A rebound in bad debts is the biggest risk facing Australia's big banks as a divergence emerges in earnings potential between business and retail lenders, Credit Suisse says.
Bank profits jumped to record levels in fiscal 2010 thanks to heavy falls in bad debts that cut profits in 2009 during the global financial crisis.
All four major banks continued their record profit run in the first half of fiscal 2011, last week reporting more modest declines in bad debts - which almost halved on the previous corresponding period at Westpac.
But now Australia's multi-speed economy, characterised by recent natural disasters amid a mining boom, threatens to reverse the fall in bad debts, Credit Suisse bank analysts James Ellis and Jarrod Martin say.

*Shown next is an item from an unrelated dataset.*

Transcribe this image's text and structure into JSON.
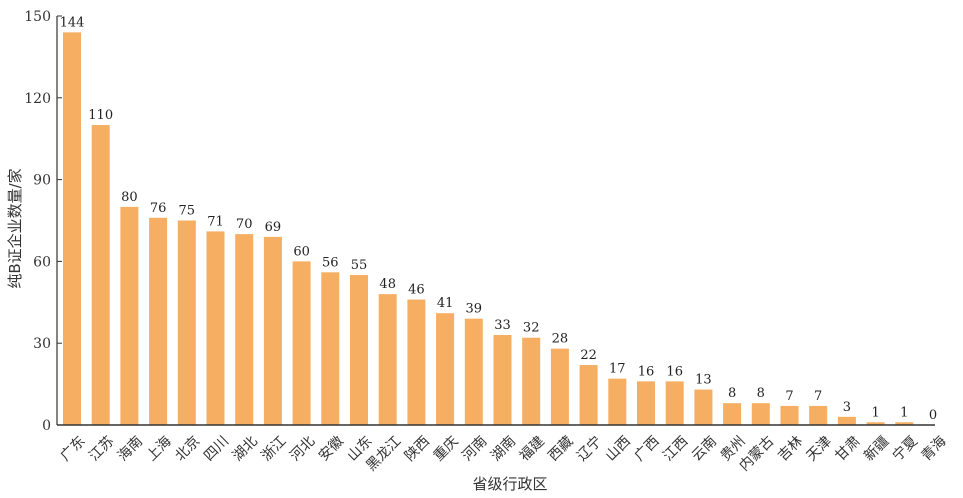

"Bad debt charges are normalising ... but not normalising at the pace which you've been seeing in the last couple of years, (with) the impact of ... a multi-speed economy coming through," Mr Ellis told reporters on Thursday.
Mortgage arrears also ticked up for ANZ Banking Group, Westpac and Commonwealth Bank (CBA) during the first half of fiscal 2011, and could climb higher with rising interest rates, he said.
"The seasonality effect will fade, but then you've got what is a more enduring impact of the higher repayment burden which is not going away."
Cost management, rather than revenue growth, drove banks' interim underlying profits between four and eight per cent higher compared to the September 2010 half.
Underlying profits exclude bad debt provisions, and Credit Suisse expects the growth to continue but only if credit growth tracks higher.
Against that backdrop, the broker sees a divergence in earnings potential between domestically-focused, mortgage lending giants CBA and Westpac and their southern rivals.
Melbourne-based ANZ and National Australia Bank (NAB) are more exposed to business lending and run much smaller home loan books.
"There's a clear demarcation between a corporate-orientated versus a retail-orientated bank," Mr Ellis said.
NAB, Australia's biggest business lender, is the broker's preferred stock due to its heavy leverage to business lending growth which stuttered back to life in the last two months to overtake growth in mortgage lending.
But the uptick in business lending would take 12 months before the full impact hits NAB's bottom line, Mr Ellis said.
NAB delivered the best interim result, had stronger balance sheet momentum than its rivals and was yet to see its net interest margin (NIM) suffer from undercutting competitors' mortgages to grab market share, Mr Ellis said.
Its true test would be whether its current NIM was maintained, he added.
ANZ's Asia strategy makes it a high growth-oriented bank, which may produce lower return on equity (ROE), a measure of profitability.
"You're beginning to see that, whereas NAB is just your recovery or self-help story," Credit Suisse's Mr Martin said.
Domestic fund managers who previously saw ANZ's expansion plan as a "graveyard for bank capital in the overseas expansion are now much less resistant", Mr Ellis said.
By contrast, Credit Suisse sees CBA and Westpac as lower growth, higher ROE banks hamstrung by their large exposure to mortgages.
Rising house prices fuelled home lending growth to an average annual growth rate of between 11 and 12 per cent over the past 20 years, and the rate never fell below eight per cent.
It is now running at six per cent, making the business environment tougher for CBA and Westpac, which both lost mortgage market share to NAB over the past six months.